Re: [RFC PATCH v1 0/3] Saving power by cpu evacuation usingsched_mc=n

From: Ingo Molnar
Date: Mon Apr 27 2009 - 01:54:25 EST



* Vaidyanathan Srinivasan <svaidy@xxxxxxxxxxxxxxxxxx> wrote:

> > > --------------------------------------------------------
> > > sched_mc No Cores Performance AvgPower
> > > used Records/sec (Watts)
> > > --------------------------------------------------------
> > > 0 8 1.00x 1.00y
> > > 1 8 1.02x 1.01y
> > > 2 8 0.83x 1.01y
> > > 3 7 0.86x 0.97y
> > > 4 6 0.76x 0.92y
> > > 5 4 0.72x 0.82y
> > > --------------------------------------------------------
> >
> > Looks like we want the kernel default to be sched_mc=1 ?
>
> Hi Ingo,
>
> Yes, sched_mc wins for a simple cpu bound workload like this. But
> the challenge is that the best settings depends on the workload
> and the system configuration.
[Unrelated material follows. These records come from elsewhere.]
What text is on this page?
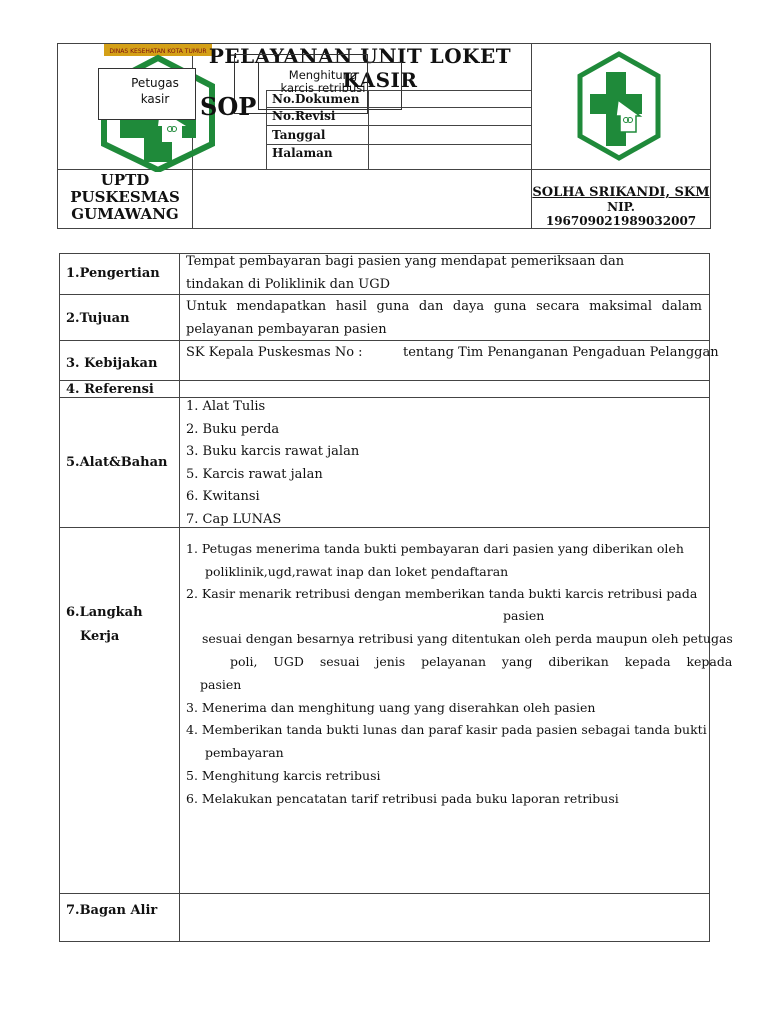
DINAS KESEHATAN KOTA TUMUR
Petugas kasir
PELAYANAN UNIT LOKET
KASIR
Menghitung karcis retribusi
SOP No.Dokumen
No.Revisi
Tanggal
Halaman
UPTD
PUSKESMAS
GUMAWANG
SOLHA SRIKANDI, SKM
NIP. 196709021989032007
1.Pengertian
Tempat pembayaran bagi pasien yang mendapat pemeriksaan dan tindakan di Poliklinik dan UGD
2.Tujuan
Untuk mendapatkan hasil guna dan daya guna secara maksimal dalam pelayanan pembayaran pasien
3. Kebijakan
SK Kepala Puskesmas No :	tentang Tim Penanganan Pengaduan Pelanggan
4. Referensi
5.Alat&Bahan
1. Alat Tulis
2. Buku perda
3. Buku karcis rawat jalan
5. Karcis rawat jalan
6. Kwitansi
7. Cap LUNAS
6.Langkah
Kerja
1. Petugas menerima tanda bukti pembayaran dari pasien yang diberikan oleh
poliklinik,ugd,rawat inap dan loket pendaftaran
2. Kasir menarik retribusi dengan memberikan tanda bukti karcis retribusi pada
pasien
sesuai dengan besarnya retribusi yang ditentukan oleh perda maupun oleh petugas
poli,    UGD    sesuai    jenis    pelayanan    yang    diberikan    kepada    kepada
pasien
3. Menerima dan menghitung uang yang diserahkan oleh pasien
4. Memberikan tanda bukti lunas dan paraf kasir pada pasien sebagai tanda bukti
pembayaran
5. Menghitung karcis retribusi
6. Melakukan pencatatan tarif retribusi pada buku laporan retribusi
7.Bagan Alir
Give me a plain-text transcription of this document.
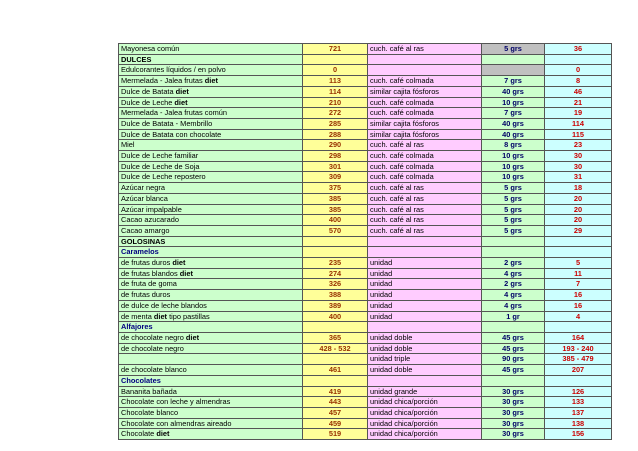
Mayonesa común	721	cuch. café al ras	5 grs	36
DULCES				
Edulcorantes líquidos / en polvo	0			0
Mermelada - Jalea frutas diet	113	cuch. café colmada	7 grs	8
Dulce de Batata diet	114	similar cajita fósforos	40 grs	46
Dulce de Leche diet	210	cuch. café colmada	10 grs	21
Mermelada - Jalea frutas común	272	cuch. café colmada	7 grs	19
Dulce de Batata - Membrillo	285	similar cajita fósforos	40 grs	114
Dulce de Batata con chocolate	288	similar cajita fósforos	40 grs	115
Miel	290	cuch. café al ras	8 grs	23
Dulce de Leche familiar	298	cuch. café colmada	10 grs	30
Dulce de Leche de Soja	301	cuch. café colmada	10 grs	30
Dulce de Leche repostero	309	cuch. café colmada	10 grs	31
Azúcar negra	375	cuch. café al ras	5 grs	18
Azúcar blanca	385	cuch. café al ras	5 grs	20
Azúcar impalpable	385	cuch. café al ras	5 grs	20
Cacao azucarado	400	cuch. café al ras	5 grs	20
Cacao amargo	570	cuch. café al ras	5 grs	29
GOLOSINAS				
Caramelos				
de frutas duros diet	235	unidad	2 grs	5
de frutas blandos diet	274	unidad	4 grs	11
de fruta de goma	326	unidad	2 grs	7
de frutas duros	388	unidad	4 grs	16
de dulce de leche blandos	389	unidad	4 grs	16
de menta diet tipo pastillas	400	unidad	1 gr	4
Alfajores				
de chocolate negro diet	365	unidad doble	45 grs	164
de chocolate negro	428 - 532	unidad doble	45 grs	193 - 240
		unidad triple	90 grs	385 - 479
de chocolate blanco	461	unidad doble	45 grs	207
Chocolates				
Bananita bañada	419	unidad grande	30 grs	126
Chocolate con leche y almendras	443	unidad chica/porción	30 grs	133
Chocolate blanco	457	unidad chica/porción	30 grs	137
Chocolate con almendras aireado	459	unidad chica/porción	30 grs	138
Chocolate diet	519	unidad chica/porción	30 grs	156
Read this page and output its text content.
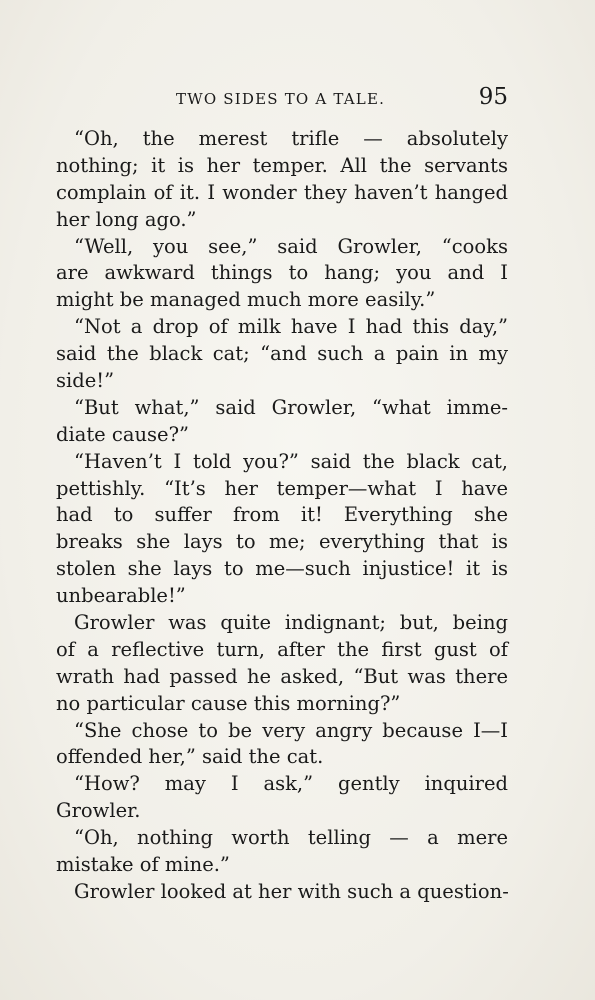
TWO SIDES TO A TALE.	95
“Oh, the merest trifle — absolutely
nothing; it is her temper. All the servants
complain of it. I wonder they haven’t hanged
her long ago.”
“Well, you see,” said Growler, “cooks
are awkward things to hang; you and I
might be managed much more easily.”
“Not a drop of milk have I had this day,”
said the black cat; “and such a pain in my
side!”
“But what,” said Growler, “what imme-
diate cause?”
“Haven’t I told you?” said the black cat,
pettishly. “It’s her temper—what I have
had to suffer from it! Everything she
breaks she lays to me; everything that is
stolen she lays to me—such injustice! it is
unbearable!”
Growler was quite indignant; but, being
of a reflective turn, after the first gust of
wrath had passed he asked, “But was there
no particular cause this morning?”
“She chose to be very angry because I—I
offended her,” said the cat.
“How? may I ask,” gently inquired
Growler.
“Oh, nothing worth telling — a mere
mistake of mine.”
Growler looked at her with such a question-
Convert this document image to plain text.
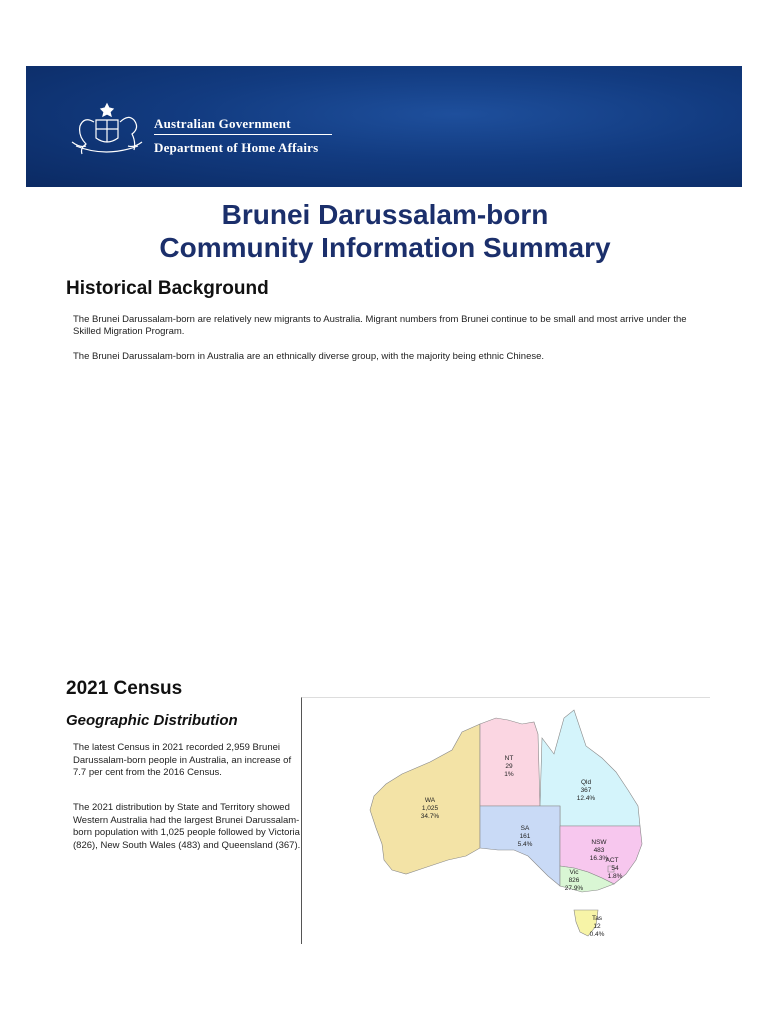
Australian Government
Department of Home Affairs
Brunei Darussalam-born
Community Information Summary
Historical Background
The Brunei Darussalam-born are relatively new migrants to Australia. Migrant numbers from Brunei continue to be small and most arrive under the Skilled Migration Program.
The Brunei Darussalam-born in Australia are an ethnically diverse group, with the majority being ethnic Chinese.
2021 Census
Geographic Distribution
The latest Census in 2021 recorded 2,959 Brunei Darussalam-born people in Australia, an increase of 7.7 per cent from the 2016 Census.
The 2021 distribution by State and Territory showed Western Australia had the largest Brunei Darussalam-born population with 1,025 people followed by Victoria (826), New South Wales (483) and Queensland (367).
WA
1,025
34.7%
NT
29
1%
Qld
367
12.4%
SA
161
5.4%	NSW
483
16.3%
ACT
54
1.8%
Vic
826
27.9%
Tas
12
0.4%
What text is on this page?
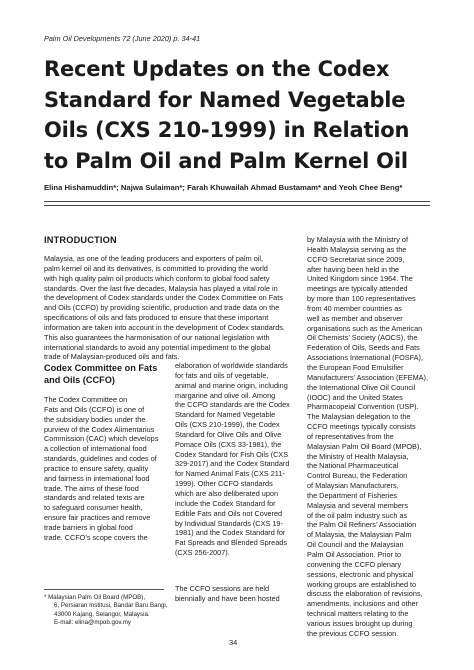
Palm Oil Developments 72 (June 2020) p. 34-41
Recent Updates on the Codex
Standard for Named Vegetable
Oils (CXS 210-1999) in Relation
to Palm Oil and Palm Kernel Oil
Elina Hishamuddin*; Najwa Sulaiman*; Farah Khuwailah Ahmad Bustamam* and Yeoh Chee Beng*
INTRODUCTION

Malaysia, as one of the leading producers and exporters of palm oil,
palm kernel oil and its derivatives, is committed to providing the world
with high quality palm oil products which conform to global food safety
standards. Over the last five decades, Malaysia has played a vital role in
the development of Codex standards under the Codex Committee on Fats
and Oils (CCFO) by providing scientific, production and trade data on the
specifications of oils and fats produced to ensure that these important
information are taken into account in the development of Codex standards.
This also guarantees the harmonisation of our national legislation with
international standards to avoid any potential impediment to the global
trade of Malaysian-produced oils and fats.

Codex Committee on Fats
and Oils (CCFO)

The Codex Committee on
Fats and Oils (CCFO) is one of
the subsidiary bodies under the
purview of the Codex Alimentarius
Commission (CAC) which develops
a collection of international food
standards, guidelines and codes of
practice to ensure safety, quality
and fairness in international food
trade. The aims of these food
standards and related texts are
to safeguard consumer health,
ensure fair practices and remove
trade barriers in global food
trade. CCFO’s scope covers the

elaboration of worldwide standards
for fats and oils of vegetable,
animal and marine origin, including
margarine and olive oil. Among
the CCFO standards are the Codex
Standard for Named Vegetable
Oils (CXS 210-1999), the Codex
Standard for Olive Oils and Olive
Pomace Oils (CXS 33-1981), the
Codex Standard for Fish Oils (CXS
329-2017) and the Codex Standard
for Named Animal Fats (CXS 211-
1999). Other CCFO standards
which are also deliberated upon
include the Codex Standard for
Edible Fats and Oils not Covered
by Individual Standards (CXS 19-
1981) and the Codex Standard for
Fat Spreads and Blended Spreads
(CXS 256-2007).

The CCFO sessions are held
biennially and have been hosted

by Malaysia with the Ministry of
Health Malaysia serving as the
CCFO Secretariat since 2009,
after having been held in the
United Kingdom since 1964. The
meetings are typically attended
by more than 100 representatives
from 40 member countries as
well as member and observer
organisations such as the American
Oil Chemists’ Society (AOCS), the
Federation of Oils, Seeds and Fats
Associations International (FOSFA),
the European Food Emulsifier
Manufacturers’ Association (EFEMA),
the International Olive Oil Council
(IOOC) and the United States
Pharmacopeial Convention (USP).
The Malaysian delegation to the
CCFO meetings typically consists
of representatives from the
Malaysian Palm Oil Board (MPOB),
the Ministry of Health Malaysia,
the National Pharmaceutical
Control Bureau, the Federation
of Malaysian Manufacturers,
the Department of Fisheries
Malaysia and several members
of the oil palm industry such as
the Palm Oil Refiners’ Association
of Malaysia, the Malaysian Palm
Oil Council and the Malaysian
Palm Oil Association. Prior to
convening the CCFO plenary
sessions, electronic and physical
working groups are established to
discuss the elaboration of revisions,
amendments, inclusions and other
technical matters relating to the
various issues brought up during
the previous CCFO session.

* Malaysian Palm Oil Board (MPOB),
6, Persiaran Institusi, Bandar Baru Bangi,
43000 Kajang, Selangor, Malaysia.
E-mail: elina@mpob.gov.my

34
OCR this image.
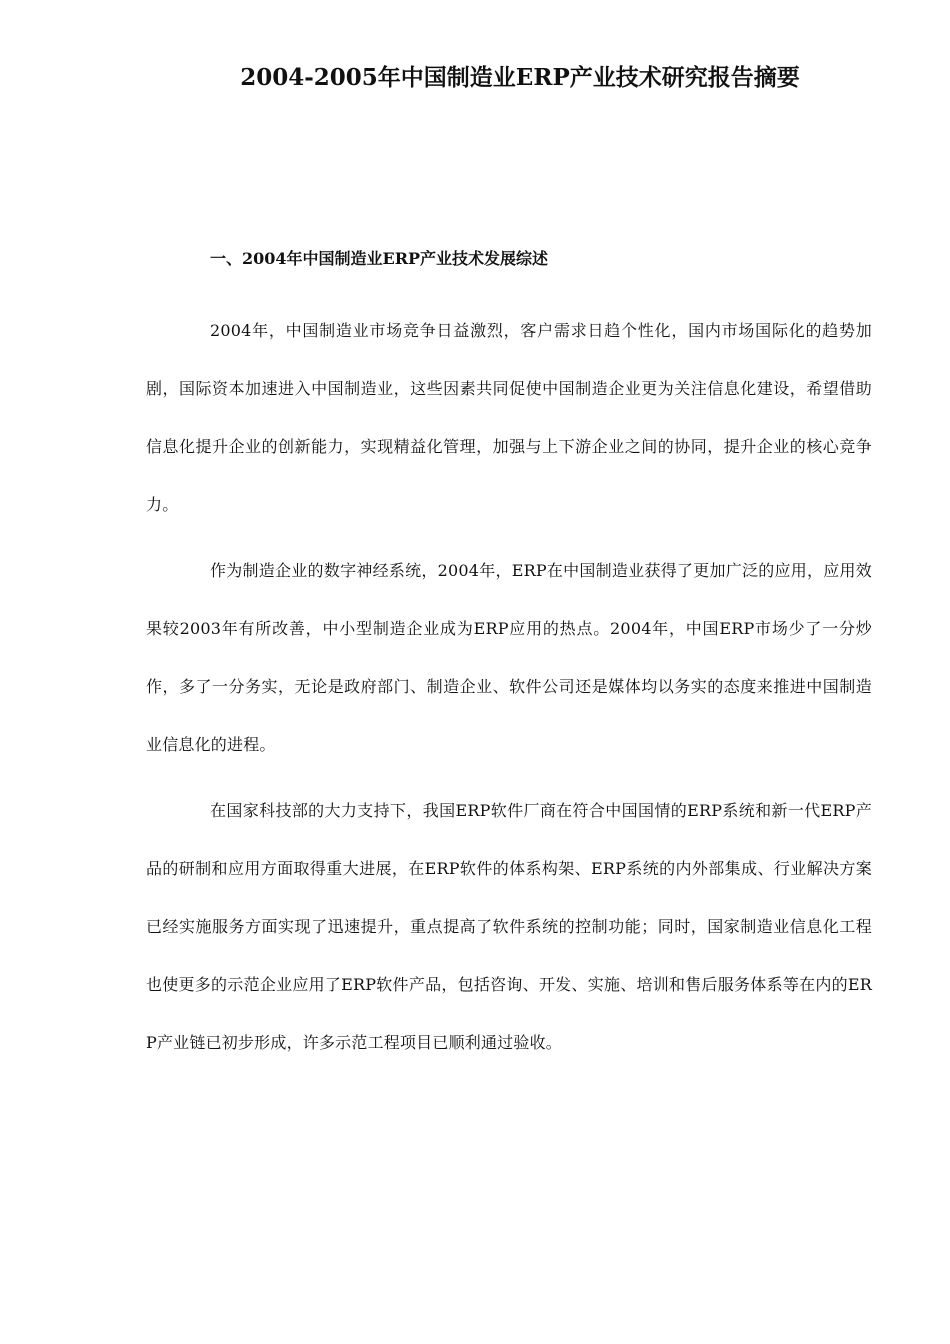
2004-2005年中国制造业ERP产业技术研究报告摘要
一、2004年中国制造业ERP产业技术发展综述

2004年，中国制造业市场竞争日益激烈，客户需求日趋个性化，国内市场国际化的趋势加剧，国际资本加速进入中国制造业，这些因素共同促使中国制造企业更为关注信息化建设，希望借助信息化提升企业的创新能力，实现精益化管理，加强与上下游企业之间的协同，提升企业的核心竞争力。

作为制造企业的数字神经系统，2004年，ERP在中国制造业获得了更加广泛的应用，应用效果较2003年有所改善，中小型制造企业成为ERP应用的热点。2004年，中国ERP市场少了一分炒作，多了一分务实，无论是政府部门、制造企业、软件公司还是媒体均以务实的态度来推进中国制造业信息化的进程。

在国家科技部的大力支持下，我国ERP软件厂商在符合中国国情的ERP系统和新一代ERP产品的研制和应用方面取得重大进展，在ERP软件的体系构架、ERP系统的内外部集成、行业解决方案已经实施服务方面实现了迅速提升，重点提高了软件系统的控制功能；同时，国家制造业信息化工程也使更多的示范企业应用了ERP软件产品，包括咨询、开发、实施、培训和售后服务体系等在内的ERP产业链已初步形成，许多示范工程项目已顺利通过验收。
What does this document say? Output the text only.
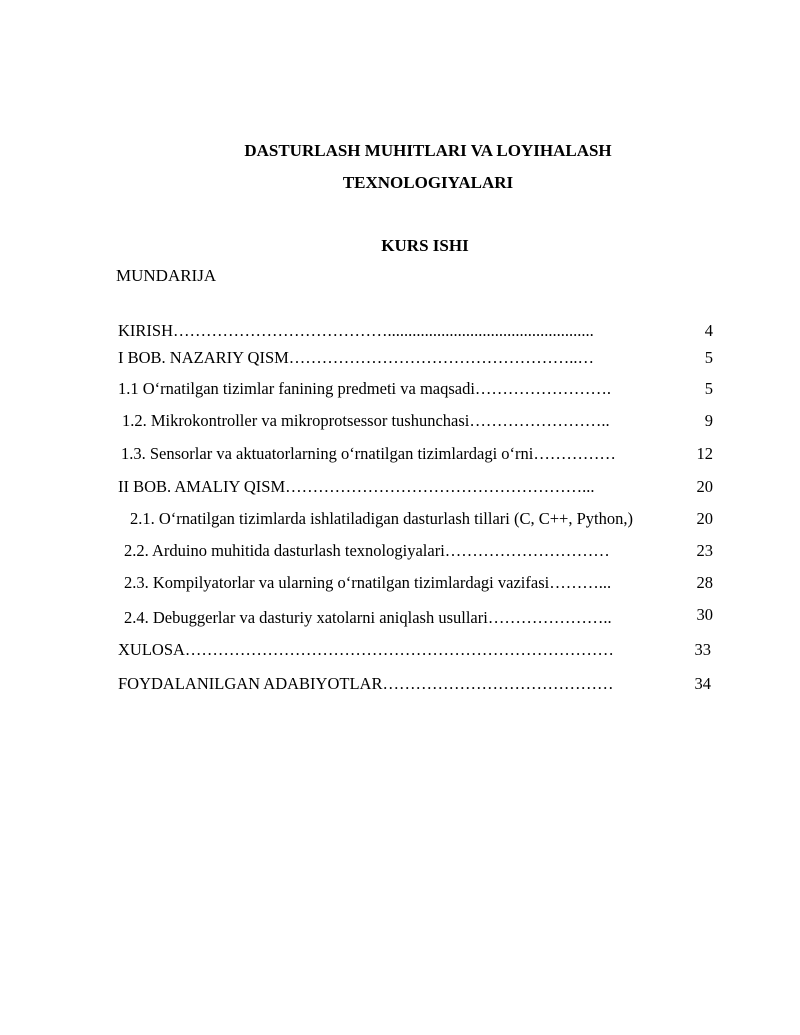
DASTURLASH MUHITLARI VA LOYIHALASH
TEXNOLOGIYALARI
KURS ISHI
MUNDARIJA
KIRISH…………………………………..................................................	4
I BOB. NAZARIY QISM……………………………………………..…	5
1.1 O‘rnatilgan tizimlar fanining predmeti va maqsadi…………………….	5
1.2. Mikrokontroller va mikroprotsessor tushunchasi……………………..	9
1.3. Sensorlar va aktuatorlarning o‘rnatilgan tizimlardagi o‘rni……………	12
II BOB. AMALIY QISM………………………………………………...	20
2.1. O‘rnatilgan tizimlarda ishlatiladigan dasturlash tillari (C, C++, Python,)	20
2.2. Arduino muhitida dasturlash texnologiyalari…………………………	23
2.3. Kompilyatorlar va ularning o‘rnatilgan tizimlardagi vazifasi………...	28
2.4. Debuggerlar va dasturiy xatolarni aniqlash usullari…………………..	30
XULOSA……………………………………………………………………	33
FOYDALANILGAN ADABIYOTLAR……………………………………	34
This leads me to think that the
> default setting should be left with the distros where we can
> factor in various parameters and choose the right default from
> user space.
>
>
> > Regarding the values for 2...5 - is the AvgPower column time
> > normalized or workload normalized?
>
> The AvgPower is time normalised, just the power value divided by
> the baseline at sched_mc=0.
>
> > If it's time normalized then it appears there's no power win
> > here at all: we'd be better off by throttling the workload
> > directly (by injecting sleeps or something like that), right?
>
> Yes, there is no power win when comparing with peak benchmark
> throughput in this case. However more complex workload setup may
> not show similar characteristics because they are not dependent
> only on CPU bandwidth for their peak performance.
>
> * Reduction in cpu bandwidth may not directly translate to performance
> reduction on complex workloads
> * Even if there is degradation, the system may still meet the design
> objectives. 20-30% increase in response time over a 1 second
> nominal value may be acceptable in most cases

But ... we could probably get a _better_ (near linear) slowdown by
injecting wait cycles into the workload.

I.e. we should only touch balancing if there's a _genuine_ power
saving: i.e. less power is used for the same throughput.

The numbers in the table show a plain slowdown: doing fewer
transactions means less power used. But that is trivial to achieve
for a CPU-bound workload: throttle the workload. I.e. inject less
work, save power.

And if we want to throttle 'transparently', from the kernel, we
should do it not via an artificial open-ended scale of
sched_mc=2,3,4,5... - we should do it via a _percentage_ value.

I.e. a system setting that says "at most utilize the system 80% of
its peak capacity". That can be implemented by the kernel injecting
small delays or by intentionally not scheduling on certain CPUs (but
not delaying tasks - forcing them to other cpus in essence).